Later works include Landscape with Shadows, a dazzling cubist-inflected feast of colors, textures and perspectives, and Rain on the Pond, which channels a solemn mood and includes countless raindrops that beautifully burst into rings in the titular pond. While not as substantial or innovative as much of the previous work in this exhibition, these pieces are extremely enjoyable and offer a window into the current interests of a major figure in the art world.

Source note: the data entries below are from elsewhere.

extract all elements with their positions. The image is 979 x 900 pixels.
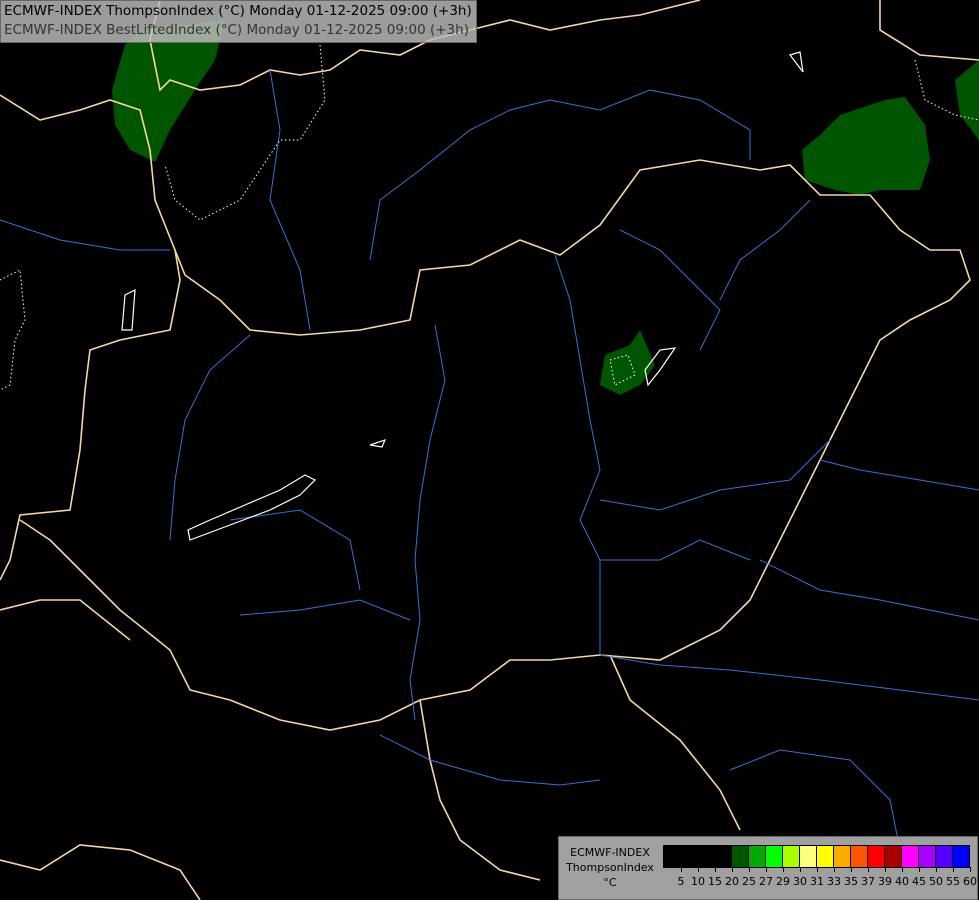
legend-color-box xyxy=(698,846,715,867)
legend-tick-label: 35 xyxy=(844,875,858,888)
legend-tick-label: 39 xyxy=(878,875,892,888)
legend-color-box xyxy=(834,846,851,867)
legend-tick xyxy=(851,867,852,872)
legend-tick-label: 25 xyxy=(742,875,756,888)
legend-tick xyxy=(698,867,699,872)
legend-tick xyxy=(868,867,869,872)
legend-tick xyxy=(749,867,750,872)
legend-tick xyxy=(936,867,937,872)
legend-unit: °C xyxy=(603,876,617,889)
legend-tick xyxy=(953,867,954,872)
legend-color-box xyxy=(868,846,885,867)
legend-color-box xyxy=(851,846,868,867)
legend-tick-label: 30 xyxy=(793,875,807,888)
legend-tick xyxy=(902,867,903,872)
legend-tick xyxy=(681,867,682,872)
legend-tick-label: 20 xyxy=(725,875,739,888)
header-line-thompson: ECMWF-INDEX ThompsonIndex (°C) Monday 01… xyxy=(4,3,472,19)
legend-color-box xyxy=(783,846,800,867)
legend-color-box xyxy=(919,846,936,867)
legend-tick-label: 33 xyxy=(827,875,841,888)
legend-color-box xyxy=(817,846,834,867)
legend-tick xyxy=(783,867,784,872)
legend-tick xyxy=(970,867,971,872)
legend-tick xyxy=(766,867,767,872)
legend-ticks: 5 10 15 20 25 27 29 30 31 33 35 37 39 40 45 50 55 60 xyxy=(663,867,977,897)
legend-tick xyxy=(800,867,801,872)
legend-tick-label: 50 xyxy=(929,875,943,888)
legend-tick xyxy=(715,867,716,872)
legend-color-box xyxy=(749,846,766,867)
legend-tick-label: 15 xyxy=(708,875,722,888)
legend-title: ECMWF-INDEX ThompsonIndex °C xyxy=(561,845,659,890)
legend-color-box xyxy=(953,846,969,867)
legend-color-box xyxy=(936,846,953,867)
legend-tick-label: 45 xyxy=(912,875,926,888)
legend-color-box xyxy=(766,846,783,867)
legend-tick-label: 27 xyxy=(759,875,773,888)
legend-color-box xyxy=(902,846,919,867)
legend-color-box xyxy=(715,846,732,867)
legend-color-box xyxy=(885,846,902,867)
legend-color-box xyxy=(732,846,749,867)
legend-tick xyxy=(885,867,886,872)
legend-color-box xyxy=(664,846,681,867)
legend-color-box xyxy=(681,846,698,867)
map-header: ECMWF-INDEX ThompsonIndex (°C) Monday 01… xyxy=(0,0,477,43)
legend-tick xyxy=(919,867,920,872)
lakes xyxy=(121,51,804,541)
index-areas xyxy=(112,20,979,395)
color-legend: ECMWF-INDEX ThompsonIndex °C 5 10 15 20 25 27… xyxy=(558,836,978,900)
legend-tick-label: 5 xyxy=(677,875,685,888)
legend-tick-label: 37 xyxy=(861,875,875,888)
legend-tick-label: 40 xyxy=(895,875,909,888)
zero-contours xyxy=(0,44,979,391)
rivers xyxy=(0,69,979,851)
legend-title-index: ThompsonIndex xyxy=(566,861,654,874)
legend-color-bar xyxy=(663,845,970,868)
legend-tick xyxy=(732,867,733,872)
legend-tick xyxy=(834,867,835,872)
legend-tick xyxy=(817,867,818,872)
legend-title-source: ECMWF-INDEX xyxy=(570,846,650,859)
legend-color-box xyxy=(800,846,817,867)
legend-tick-label: 29 xyxy=(776,875,790,888)
legend-tick-label: 60 xyxy=(963,875,977,888)
header-line-bestlifted: ECMWF-INDEX BestLiftedIndex (°C) Monday … xyxy=(4,22,469,38)
legend-tick-label: 55 xyxy=(946,875,960,888)
legend-tick-label: 31 xyxy=(810,875,824,888)
legend-tick-label: 10 xyxy=(691,875,705,888)
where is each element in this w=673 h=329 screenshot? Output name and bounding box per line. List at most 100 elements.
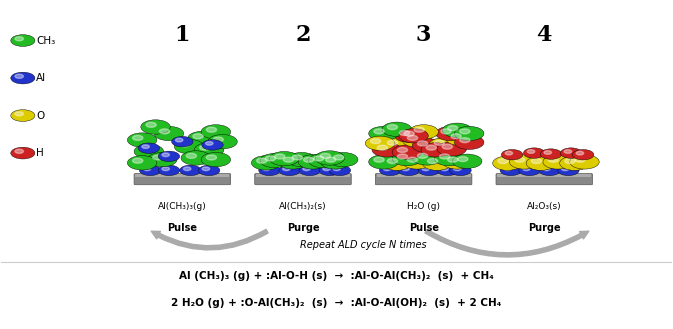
Circle shape	[207, 127, 217, 132]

Perspective Should Be Reversed is based on the collection of Jordan Schnitzer, scion of a wealthy Oregon family, one of the state’s leading real estate developers, and a longtime arts philanthropist. Schnitzer’s collection of Hockney works dates back decades and the artist is among his largest holdings. “I’m very happy to bring the work here,” Schnitzer said. “The collection allows a museum like this to have access to the best, biggest and brightest of the artist.” In total, the Jordan Schnitzer Family Foundation has helped organize more than 180 exhibitions.

Perspective Should Be Reversed is a true blessing for Honolulu’s vibrant art museum, which has done great work bringing a variety of voices in contemporary art to the center of the Pacific, and should not be missed by island residents or visitors alike. . “This is probably the largest exhibition of prints ever held exclusively by Hockney,” Whitney said, “so it’s very exciting. “It is incredible to show works from 1954 to 2022. We are very excited to have it.”